2 Provides name resolution for the Kubernetes API. The record refers to the IP address of the API load balancer and is used for internal cluster communications.
3 Provides name resolution for the wildcard routes. The record refers to the IP address of the application ingress load balancer. The application ingress load balancer targets the machines that run the Ingress Controller pods. The Ingress Controller pods run on the compute machines by default.

In the example, the same load balancer is used for the Kubernetes API and application ingress traffic. In production scenarios, you can deploy the API and application ingress load balancers separately so that you can scale the load balancer infrastructure for each in isolation.
4 Provides name resolution for the control plane machines.
5 Provides name resolution for the compute machines.
Example DNS PTR record configuration for a platform "none" cluster

The following example BIND zone file shows sample PTR records for reverse name resolution in a cluster using the platform none option.

Sample DNS zone database for reverse records 
$TTL 1W
@	IN	SOA	ns1.example.com.	root (
			2019070700	; serial
			3H		; refresh (3 hours)
			30M		; retry (30 minutes)
			2W		; expiry (2 weeks)
			1W )		; minimum (1 week)
	IN	NS	ns1.example.com.
;
5.1.168.192.in-addr.arpa.	IN	PTR	api.ocp4.example.com. (1)
5.1.168.192.in-addr.arpa.	IN	PTR	api-int.ocp4.example.com. (2)
;
97.1.168.192.in-addr.arpa.	IN	PTR	master0.ocp4.example.com. (3)
98.1.168.192.in-addr.arpa.	IN	PTR	master1.ocp4.example.com. (3)
99.1.168.192.in-addr.arpa.	IN	PTR	master2.ocp4.example.com. (3)
;
11.1.168.192.in-addr.arpa.	IN	PTR	worker0.ocp4.example.com. (4)
7.1.168.192.in-addr.arpa.	IN	PTR	worker1.ocp4.example.com. (4)
;
;EOF
1 Provides reverse DNS resolution for the Kubernetes API. The PTR record refers to the record name of the API load balancer.
2 Provides reverse DNS resolution for the Kubernetes API. The PTR record refers to the record name of the API load balancer and is used for internal cluster communications.
3 Provides reverse DNS resolution for the control plane machines.
4 Provides reverse DNS resolution for the compute machines.

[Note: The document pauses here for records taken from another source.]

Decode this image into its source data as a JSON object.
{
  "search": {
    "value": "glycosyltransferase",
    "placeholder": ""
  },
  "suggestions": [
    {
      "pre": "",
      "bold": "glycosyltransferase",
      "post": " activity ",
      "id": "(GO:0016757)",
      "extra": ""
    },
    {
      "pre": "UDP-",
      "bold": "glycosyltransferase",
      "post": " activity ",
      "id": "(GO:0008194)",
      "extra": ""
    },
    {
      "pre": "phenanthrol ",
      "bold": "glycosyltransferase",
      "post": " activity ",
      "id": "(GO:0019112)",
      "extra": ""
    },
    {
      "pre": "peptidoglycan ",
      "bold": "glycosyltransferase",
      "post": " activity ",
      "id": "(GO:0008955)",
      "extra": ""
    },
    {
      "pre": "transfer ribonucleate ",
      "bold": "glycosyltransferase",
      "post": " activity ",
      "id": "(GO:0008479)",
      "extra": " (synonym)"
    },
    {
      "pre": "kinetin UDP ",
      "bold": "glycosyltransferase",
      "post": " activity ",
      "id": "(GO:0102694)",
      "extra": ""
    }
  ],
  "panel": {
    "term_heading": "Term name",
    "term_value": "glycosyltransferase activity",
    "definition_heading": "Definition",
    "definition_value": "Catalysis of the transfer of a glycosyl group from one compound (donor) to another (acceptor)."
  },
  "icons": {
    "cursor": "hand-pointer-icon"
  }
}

A PTR record is not required for the OpenShift Container Platform application wildcard.

Platform "none" Load balancing requirements

Before you install OpenShift Container Platform, you must provision the API and application Ingress load balancing infrastructure. In production scenarios, you can deploy the API and application Ingress load balancers separately so that you can scale the load balancer infrastructure for each in isolation.

These requirements do not apply to single-node OpenShift clusters using the platform none option.

If you want to deploy the API and application Ingress load balancers with a Red Hat Enterprise Linux (RHEL) instance, you must purchase the RHEL subscription separately.

The load balancing infrastructure must meet the following requirements:

  1. API load balancer: Provides a common endpoint for users, both human and machine, to interact with and configure the platform. Configure the following conditions:

    • Layer 4 load balancing only. This can be referred to as Raw TCP, SSL Passthrough, or SSL Bridge mode. If you use SSL Bridge mode, you must enable Server Name Indication (SNI) for the API routes.

    • A stateless load balancing algorithm. The options vary based on the load balancer implementation.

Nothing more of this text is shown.